Necesario es escuchar los consejos del sacerdote que da como
el médico da el tratamiento necesario para la salvación y curación del alma y
se ha de poner en situación de no volver a caer en los mismos pecados con la
ayuda misericordiosa de Dios. El sacerdote impone la epitimia o canon correspondiente
que el fiel cumplirá convenientemente
como se toma el enfermo sus medicinas los días y a las horas establecidas para
la sanación.
Puede incluso el sacerdote según la gravedad de los pecados
pedir al fiel que no reciba los Santos Misterios hasta que se haya cumplido el
canon y el alma esté preparada convenientemente para recibir el Cuerpo y la
Sangre de Cristo con el corazón purificado y como la medicina verdadera que nos
sana y vivifica definitivamente. Este ayuno nos hace también ser conscientes de
los terribles Misterios en los que vamos a participar.
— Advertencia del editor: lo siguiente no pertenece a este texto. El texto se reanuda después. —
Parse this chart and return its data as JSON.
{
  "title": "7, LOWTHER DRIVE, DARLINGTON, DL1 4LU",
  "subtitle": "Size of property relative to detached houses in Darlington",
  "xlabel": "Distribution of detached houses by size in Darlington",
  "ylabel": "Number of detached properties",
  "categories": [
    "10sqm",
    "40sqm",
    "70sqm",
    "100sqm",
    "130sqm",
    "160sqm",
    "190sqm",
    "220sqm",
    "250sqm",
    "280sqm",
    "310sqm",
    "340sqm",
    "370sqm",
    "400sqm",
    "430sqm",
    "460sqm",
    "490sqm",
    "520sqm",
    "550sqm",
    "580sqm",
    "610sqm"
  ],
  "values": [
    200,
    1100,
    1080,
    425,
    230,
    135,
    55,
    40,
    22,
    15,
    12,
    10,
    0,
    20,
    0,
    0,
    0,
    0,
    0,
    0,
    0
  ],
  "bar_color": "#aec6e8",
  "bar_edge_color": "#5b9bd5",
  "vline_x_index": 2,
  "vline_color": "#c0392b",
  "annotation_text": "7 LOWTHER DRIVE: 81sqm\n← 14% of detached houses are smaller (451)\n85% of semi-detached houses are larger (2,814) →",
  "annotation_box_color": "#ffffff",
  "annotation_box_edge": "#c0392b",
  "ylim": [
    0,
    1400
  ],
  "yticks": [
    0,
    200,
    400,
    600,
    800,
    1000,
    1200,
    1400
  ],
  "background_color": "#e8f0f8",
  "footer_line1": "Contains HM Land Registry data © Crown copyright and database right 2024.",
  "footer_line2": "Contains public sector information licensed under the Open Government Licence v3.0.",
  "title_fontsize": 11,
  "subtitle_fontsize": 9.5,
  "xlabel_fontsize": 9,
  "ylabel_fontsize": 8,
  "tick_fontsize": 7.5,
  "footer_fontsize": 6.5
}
Esto hace pues que sea necesario confesar convenientemente
antes de comulgar no pudiendo nadie acercarse al santo Sacrificio si haberse
purificado antes convenientemente con la confesión de los pecados, arrepentido
de todo corazón y purificado de toda mancha aún de las más leves para no tragar
la propia condenación tal y como nos dice el santo Apóstol Pablo.